⚡ RESPOSTA RÁPIDA
Protetor gástrico (H2)Gastrite e úlcera (uso reduzido desde 2020)Retirada do mercado por risco de nitrosaminas (substâncias potencialmente cancerígenas)Omeprazol e pantoprazol são alternativas preferidasConsulte o médico sobre a melhor opção
💊 O que é e para que serve
Indicada para tratar gastrite, úlcera gástrica e duodenal, refluxo gastroesofágico e azia. Age bloqueando os receptores H2 do estômago, reduzindo a produção de ácido gástrico. É menos potente que os inibidores de bomba de prótons como o omeprazol, mas suficiente para casos leves a moderados. Importante: em 2019 e 2020, a ANVISA e agências regulatórias do mundo todo suspenderam vários lotes e marcas de ranitidina por contaminação com nitrosaminas — substâncias químicas que se formam durante a fabricação ou armazenamento do medicamento e que, em exposição prolongada, podem aumentar o risco de câncer. Verifique se o produto que está usando é de lote aprovado.
⚠️ Efeitos Colaterais
Os efeitos mais comuns são dor de cabeça, diarreia, constipação e tontura. Com uso prolongado em doses altas, pode causar ginecomastia (aumento das mamas em homens) e alterações nos exames de fígado. Pode mascarar sintomas de câncer gástrico — por isso sintomas persistentes devem ser investigados mesmo com melhora temporária.

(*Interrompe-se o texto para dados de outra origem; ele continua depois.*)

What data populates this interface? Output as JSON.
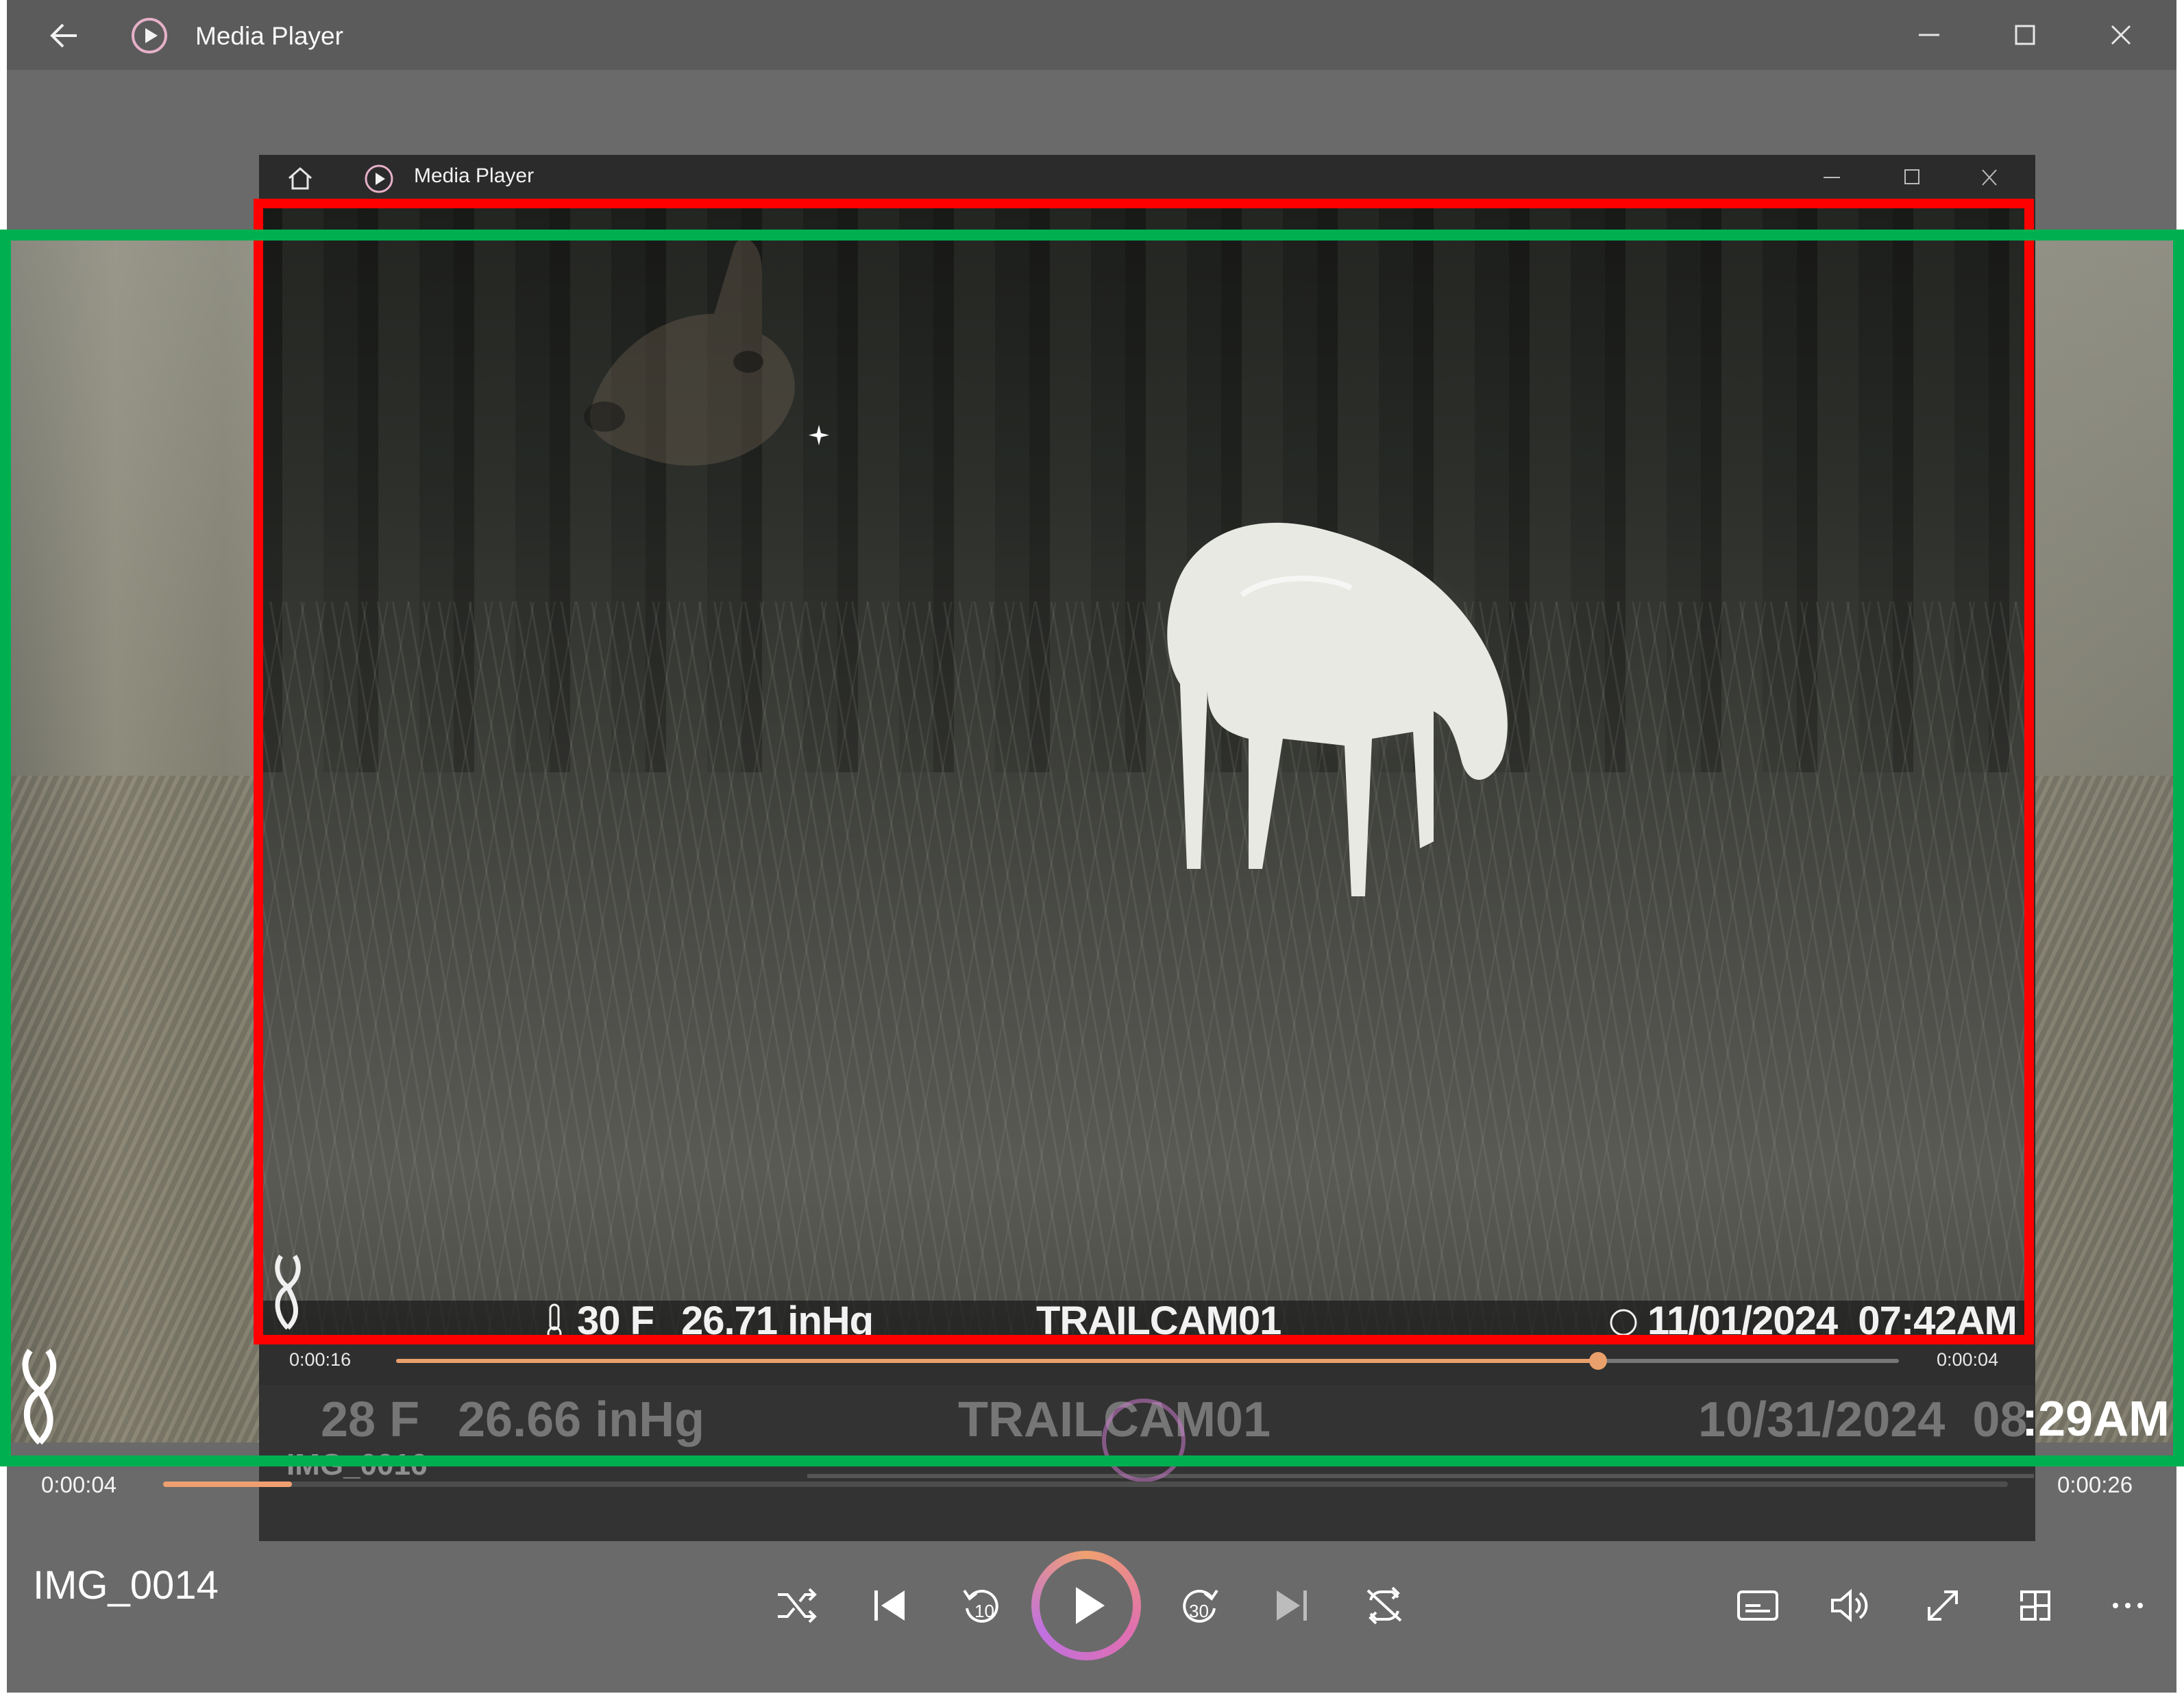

⚠️ Aviso Importante: Verifique sempre a procedência e o lote do produto — após os alertas de contaminação por NDMA em 2019/2020, prefira marcas com certificação ANVISA atualizada. Se tiver sintomas persistentes de refluxo ou gastrite mesmo com o uso, procure um médico — pode ser necessária investigação mais aprofundada.
☎️ LIGUE SAMU (192) em caso de reação alérgica grave, dificuldade para respirar ou inchaço no rosto e garganta
📚 Orientações de Uso
Tome 30 a 60 minutos antes das refeições para melhor efeito. Não use por períodos prolongados sem orientação médica. Para casos mais intensos de refluxo e gastrite, o omeprazol costuma ser mais eficaz. 🔍 Curiosidade: A ranitidina foi um dos medicamentos mais vendidos do mundo nos anos 1980 e 1990 — chegou a ser o remédio com maior faturamento global. A descoberta da contaminação por NDMA em 2019 levou à retirada de milhares de lotes do mercado mundial, sendo um dos maiores recalls farmacêuticos da história recente.